No dia em que tomei conhecimento de um novo decreto-lei, o nº 22/2014, de 11 de fevereiro, que visa enquadrar e regulamentar a "formação contínua de professores" tive necessidade de explicar aos meus alunos que o Padre António Vieira utilizou o sermão para defender os moradores do Maranhão do apetite voraz dos "homens do mar", um insaciável apetite branco europeu. De forma lúcida, António Vieira denunciou a ação das ordens militares, fossem elas de malta, de avis, de cristo ou de santiago. Sem qualquer tibieza, Vieira denunciou a cultura de morte que caracterizou o espírito de cruzada e de posterior conquista do novo mundo. 

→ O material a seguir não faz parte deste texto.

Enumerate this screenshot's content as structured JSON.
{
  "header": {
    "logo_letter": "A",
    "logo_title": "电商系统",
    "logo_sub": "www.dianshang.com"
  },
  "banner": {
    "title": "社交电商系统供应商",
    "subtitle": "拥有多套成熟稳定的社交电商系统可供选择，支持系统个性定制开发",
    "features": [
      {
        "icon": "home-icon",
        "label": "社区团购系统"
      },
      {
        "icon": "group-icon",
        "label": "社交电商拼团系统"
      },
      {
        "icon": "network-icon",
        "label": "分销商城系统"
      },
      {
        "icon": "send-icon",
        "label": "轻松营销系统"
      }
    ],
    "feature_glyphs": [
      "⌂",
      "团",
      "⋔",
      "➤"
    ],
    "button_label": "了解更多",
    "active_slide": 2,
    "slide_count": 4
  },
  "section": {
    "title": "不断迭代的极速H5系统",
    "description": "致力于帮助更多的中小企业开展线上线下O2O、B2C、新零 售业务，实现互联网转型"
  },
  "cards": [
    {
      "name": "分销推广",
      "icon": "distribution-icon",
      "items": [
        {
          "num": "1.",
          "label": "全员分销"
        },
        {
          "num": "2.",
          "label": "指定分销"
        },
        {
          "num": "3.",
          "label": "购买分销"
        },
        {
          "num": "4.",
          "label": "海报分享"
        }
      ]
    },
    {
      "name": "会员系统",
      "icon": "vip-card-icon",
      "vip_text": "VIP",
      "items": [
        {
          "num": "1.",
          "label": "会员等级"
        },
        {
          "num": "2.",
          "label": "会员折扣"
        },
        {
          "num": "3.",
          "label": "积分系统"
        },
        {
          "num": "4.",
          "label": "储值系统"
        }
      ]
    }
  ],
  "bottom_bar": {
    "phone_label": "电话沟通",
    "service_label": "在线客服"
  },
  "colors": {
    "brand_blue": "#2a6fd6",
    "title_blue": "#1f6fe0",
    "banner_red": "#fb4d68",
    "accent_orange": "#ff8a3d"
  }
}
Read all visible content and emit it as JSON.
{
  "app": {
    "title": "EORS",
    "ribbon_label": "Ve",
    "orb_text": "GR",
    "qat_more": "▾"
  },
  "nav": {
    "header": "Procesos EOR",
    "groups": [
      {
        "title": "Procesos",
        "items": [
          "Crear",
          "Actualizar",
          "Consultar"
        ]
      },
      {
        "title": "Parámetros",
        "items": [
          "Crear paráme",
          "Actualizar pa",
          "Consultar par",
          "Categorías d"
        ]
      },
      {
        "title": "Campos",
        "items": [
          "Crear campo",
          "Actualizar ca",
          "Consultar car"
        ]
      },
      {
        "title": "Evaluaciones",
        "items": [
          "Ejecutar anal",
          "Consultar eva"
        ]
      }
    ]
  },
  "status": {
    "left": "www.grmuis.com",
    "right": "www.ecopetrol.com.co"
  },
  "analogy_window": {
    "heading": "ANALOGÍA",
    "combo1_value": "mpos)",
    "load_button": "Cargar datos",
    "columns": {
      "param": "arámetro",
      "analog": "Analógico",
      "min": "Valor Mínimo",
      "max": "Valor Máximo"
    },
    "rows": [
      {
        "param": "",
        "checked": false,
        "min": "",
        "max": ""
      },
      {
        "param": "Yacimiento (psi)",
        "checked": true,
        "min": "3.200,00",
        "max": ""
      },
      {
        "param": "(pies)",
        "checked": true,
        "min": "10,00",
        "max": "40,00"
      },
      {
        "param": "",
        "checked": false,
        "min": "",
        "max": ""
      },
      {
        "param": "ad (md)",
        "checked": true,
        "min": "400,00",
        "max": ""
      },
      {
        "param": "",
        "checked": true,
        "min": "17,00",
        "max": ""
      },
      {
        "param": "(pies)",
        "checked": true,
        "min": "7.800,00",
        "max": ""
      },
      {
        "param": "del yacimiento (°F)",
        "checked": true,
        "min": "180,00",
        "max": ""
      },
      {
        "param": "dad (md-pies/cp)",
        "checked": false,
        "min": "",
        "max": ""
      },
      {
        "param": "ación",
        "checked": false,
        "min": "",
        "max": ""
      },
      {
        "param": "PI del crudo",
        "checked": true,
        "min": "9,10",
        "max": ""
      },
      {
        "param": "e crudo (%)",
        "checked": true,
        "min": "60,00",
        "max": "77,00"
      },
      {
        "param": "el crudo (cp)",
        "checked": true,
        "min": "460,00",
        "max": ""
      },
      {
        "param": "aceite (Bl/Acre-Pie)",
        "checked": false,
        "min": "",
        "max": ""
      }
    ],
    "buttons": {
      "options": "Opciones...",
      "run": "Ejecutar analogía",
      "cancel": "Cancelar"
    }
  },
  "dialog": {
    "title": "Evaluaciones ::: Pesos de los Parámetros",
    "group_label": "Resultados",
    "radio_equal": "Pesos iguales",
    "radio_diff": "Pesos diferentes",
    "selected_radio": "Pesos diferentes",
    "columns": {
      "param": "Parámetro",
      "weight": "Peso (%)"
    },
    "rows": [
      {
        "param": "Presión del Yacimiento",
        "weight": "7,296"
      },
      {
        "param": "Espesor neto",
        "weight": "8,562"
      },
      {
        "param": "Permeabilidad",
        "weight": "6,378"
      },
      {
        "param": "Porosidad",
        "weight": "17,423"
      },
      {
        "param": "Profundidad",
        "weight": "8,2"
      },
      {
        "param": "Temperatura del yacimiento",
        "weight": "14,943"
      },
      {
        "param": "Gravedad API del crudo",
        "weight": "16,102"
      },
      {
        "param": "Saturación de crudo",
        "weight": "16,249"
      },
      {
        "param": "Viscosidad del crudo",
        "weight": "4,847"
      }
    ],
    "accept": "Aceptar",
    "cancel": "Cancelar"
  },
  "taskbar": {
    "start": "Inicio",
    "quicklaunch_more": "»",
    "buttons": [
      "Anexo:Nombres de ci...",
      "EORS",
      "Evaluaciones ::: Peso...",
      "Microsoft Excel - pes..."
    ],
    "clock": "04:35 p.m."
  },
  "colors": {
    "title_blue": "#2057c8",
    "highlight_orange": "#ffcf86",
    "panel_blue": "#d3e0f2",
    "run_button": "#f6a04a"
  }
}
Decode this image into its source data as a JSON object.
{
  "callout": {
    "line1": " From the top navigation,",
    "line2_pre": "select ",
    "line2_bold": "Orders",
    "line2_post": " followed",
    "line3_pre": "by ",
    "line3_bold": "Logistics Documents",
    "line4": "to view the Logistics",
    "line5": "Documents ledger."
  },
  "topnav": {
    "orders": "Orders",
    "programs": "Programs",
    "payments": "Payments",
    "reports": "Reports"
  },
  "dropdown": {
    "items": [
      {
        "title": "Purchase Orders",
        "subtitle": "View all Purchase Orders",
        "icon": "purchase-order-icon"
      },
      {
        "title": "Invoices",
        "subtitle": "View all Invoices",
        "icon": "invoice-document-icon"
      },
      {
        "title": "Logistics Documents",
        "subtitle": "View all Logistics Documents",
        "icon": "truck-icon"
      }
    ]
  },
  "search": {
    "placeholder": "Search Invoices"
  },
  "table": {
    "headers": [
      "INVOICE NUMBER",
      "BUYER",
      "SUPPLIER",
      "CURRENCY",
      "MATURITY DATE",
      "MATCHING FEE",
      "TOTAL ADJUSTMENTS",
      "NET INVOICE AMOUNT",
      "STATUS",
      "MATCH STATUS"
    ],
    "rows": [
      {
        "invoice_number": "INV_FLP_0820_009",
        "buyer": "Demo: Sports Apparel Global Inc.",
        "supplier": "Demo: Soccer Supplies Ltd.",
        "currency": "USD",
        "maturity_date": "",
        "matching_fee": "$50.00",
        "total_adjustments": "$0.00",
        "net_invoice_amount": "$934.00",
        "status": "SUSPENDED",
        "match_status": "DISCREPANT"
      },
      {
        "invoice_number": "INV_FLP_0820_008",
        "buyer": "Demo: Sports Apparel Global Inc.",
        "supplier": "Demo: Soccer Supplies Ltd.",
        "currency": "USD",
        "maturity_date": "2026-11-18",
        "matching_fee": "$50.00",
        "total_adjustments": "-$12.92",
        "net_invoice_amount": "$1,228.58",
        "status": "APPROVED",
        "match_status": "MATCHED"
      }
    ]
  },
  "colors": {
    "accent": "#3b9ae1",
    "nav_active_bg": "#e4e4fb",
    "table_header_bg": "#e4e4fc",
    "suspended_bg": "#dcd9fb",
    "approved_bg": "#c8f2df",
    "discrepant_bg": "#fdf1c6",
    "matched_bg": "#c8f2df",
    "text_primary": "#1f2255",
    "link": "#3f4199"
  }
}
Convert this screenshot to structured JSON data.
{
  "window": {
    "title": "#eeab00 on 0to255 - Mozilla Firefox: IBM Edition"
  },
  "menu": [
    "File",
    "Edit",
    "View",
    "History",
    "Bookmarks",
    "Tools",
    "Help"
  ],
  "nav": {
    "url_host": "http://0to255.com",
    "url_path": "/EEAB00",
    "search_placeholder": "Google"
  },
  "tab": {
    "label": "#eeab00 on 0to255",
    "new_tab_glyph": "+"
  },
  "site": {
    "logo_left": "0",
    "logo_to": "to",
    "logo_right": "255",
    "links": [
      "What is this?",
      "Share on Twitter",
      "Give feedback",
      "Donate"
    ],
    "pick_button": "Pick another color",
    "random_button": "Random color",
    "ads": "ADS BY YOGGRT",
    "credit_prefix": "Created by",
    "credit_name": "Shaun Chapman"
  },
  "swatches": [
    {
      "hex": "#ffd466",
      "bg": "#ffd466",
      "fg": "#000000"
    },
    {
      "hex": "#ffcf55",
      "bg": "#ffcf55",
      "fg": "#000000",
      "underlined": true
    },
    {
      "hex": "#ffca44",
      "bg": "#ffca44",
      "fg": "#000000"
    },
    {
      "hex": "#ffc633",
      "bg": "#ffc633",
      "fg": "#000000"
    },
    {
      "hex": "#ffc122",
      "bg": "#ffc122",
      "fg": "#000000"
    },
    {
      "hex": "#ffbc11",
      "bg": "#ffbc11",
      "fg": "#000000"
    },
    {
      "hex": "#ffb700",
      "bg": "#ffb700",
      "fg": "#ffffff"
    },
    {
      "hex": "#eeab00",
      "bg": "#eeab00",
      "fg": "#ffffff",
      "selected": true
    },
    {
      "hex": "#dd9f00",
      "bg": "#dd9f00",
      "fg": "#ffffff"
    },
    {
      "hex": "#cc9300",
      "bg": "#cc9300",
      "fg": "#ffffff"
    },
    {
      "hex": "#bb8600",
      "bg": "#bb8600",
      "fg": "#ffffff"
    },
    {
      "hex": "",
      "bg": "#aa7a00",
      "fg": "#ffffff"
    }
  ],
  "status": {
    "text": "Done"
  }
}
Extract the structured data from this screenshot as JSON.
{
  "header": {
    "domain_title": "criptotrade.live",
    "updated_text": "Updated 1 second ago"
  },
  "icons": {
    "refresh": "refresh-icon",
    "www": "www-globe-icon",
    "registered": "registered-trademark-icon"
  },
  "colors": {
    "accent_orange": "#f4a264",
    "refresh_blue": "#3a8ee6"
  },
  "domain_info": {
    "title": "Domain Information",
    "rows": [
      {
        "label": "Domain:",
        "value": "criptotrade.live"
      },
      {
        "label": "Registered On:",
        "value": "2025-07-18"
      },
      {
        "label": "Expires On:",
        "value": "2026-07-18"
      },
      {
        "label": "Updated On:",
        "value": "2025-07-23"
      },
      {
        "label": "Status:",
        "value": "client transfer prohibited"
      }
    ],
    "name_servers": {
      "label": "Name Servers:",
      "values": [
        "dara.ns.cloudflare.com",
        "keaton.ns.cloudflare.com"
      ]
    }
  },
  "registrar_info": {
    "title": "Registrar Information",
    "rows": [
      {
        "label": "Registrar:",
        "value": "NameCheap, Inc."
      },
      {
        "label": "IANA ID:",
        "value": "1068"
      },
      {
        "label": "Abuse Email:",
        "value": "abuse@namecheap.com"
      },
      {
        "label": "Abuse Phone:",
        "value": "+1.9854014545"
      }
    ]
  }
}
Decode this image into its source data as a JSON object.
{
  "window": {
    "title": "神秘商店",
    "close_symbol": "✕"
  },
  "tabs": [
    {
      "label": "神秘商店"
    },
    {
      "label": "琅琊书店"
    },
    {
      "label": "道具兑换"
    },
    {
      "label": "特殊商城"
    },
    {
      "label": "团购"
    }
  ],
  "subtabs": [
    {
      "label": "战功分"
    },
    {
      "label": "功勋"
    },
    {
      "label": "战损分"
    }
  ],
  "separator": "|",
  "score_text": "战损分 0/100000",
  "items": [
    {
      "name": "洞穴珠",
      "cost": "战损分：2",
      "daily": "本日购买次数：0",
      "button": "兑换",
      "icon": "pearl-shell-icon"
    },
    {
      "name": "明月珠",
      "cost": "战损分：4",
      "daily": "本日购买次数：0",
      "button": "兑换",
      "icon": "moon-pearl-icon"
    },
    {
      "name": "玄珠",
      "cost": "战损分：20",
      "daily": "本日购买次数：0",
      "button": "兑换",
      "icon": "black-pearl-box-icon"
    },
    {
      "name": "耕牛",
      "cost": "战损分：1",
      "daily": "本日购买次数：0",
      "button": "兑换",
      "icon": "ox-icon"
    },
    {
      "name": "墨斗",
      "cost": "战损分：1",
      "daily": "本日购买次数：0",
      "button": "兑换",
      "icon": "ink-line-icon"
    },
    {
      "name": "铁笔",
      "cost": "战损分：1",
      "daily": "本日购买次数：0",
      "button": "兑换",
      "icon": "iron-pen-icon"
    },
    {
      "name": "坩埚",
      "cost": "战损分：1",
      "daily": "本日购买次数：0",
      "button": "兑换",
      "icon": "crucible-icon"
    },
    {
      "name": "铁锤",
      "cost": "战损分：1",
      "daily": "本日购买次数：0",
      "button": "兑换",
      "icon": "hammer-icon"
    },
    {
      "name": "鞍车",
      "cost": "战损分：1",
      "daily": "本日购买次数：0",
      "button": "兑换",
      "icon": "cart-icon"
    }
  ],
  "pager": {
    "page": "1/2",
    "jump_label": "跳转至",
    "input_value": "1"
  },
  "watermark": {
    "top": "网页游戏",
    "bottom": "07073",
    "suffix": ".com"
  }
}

A permanente preocupação com as condições de vida do homem tornam Vieira um verdadeiro precursor de todos aqueles que se empenham na defesa dos direitos humanos.
Se me refiro ao decreto-lei 22/2014 de 11 de fevereiro e a Vieira é porque no ato governativo, subscrito por Nuno Crato e Passos Coelho, nada encontro que  possa ajudar os professores a educar os seus jovens alunos. Não é com burocracia, catecismo, manual de instruções, formadores de formadores ad hoc, sessões de três e seis horas, que se aprende, que se aprofunda o que há de essencial na cultura humana...
Se os governantes tivessem aprendido a ler o Padre António Vieira não haveria tanta ignorância, tanta cegueira, tanta vaidade, tanta cobiça... tanto homem «no triste farrapo com que saem à rua».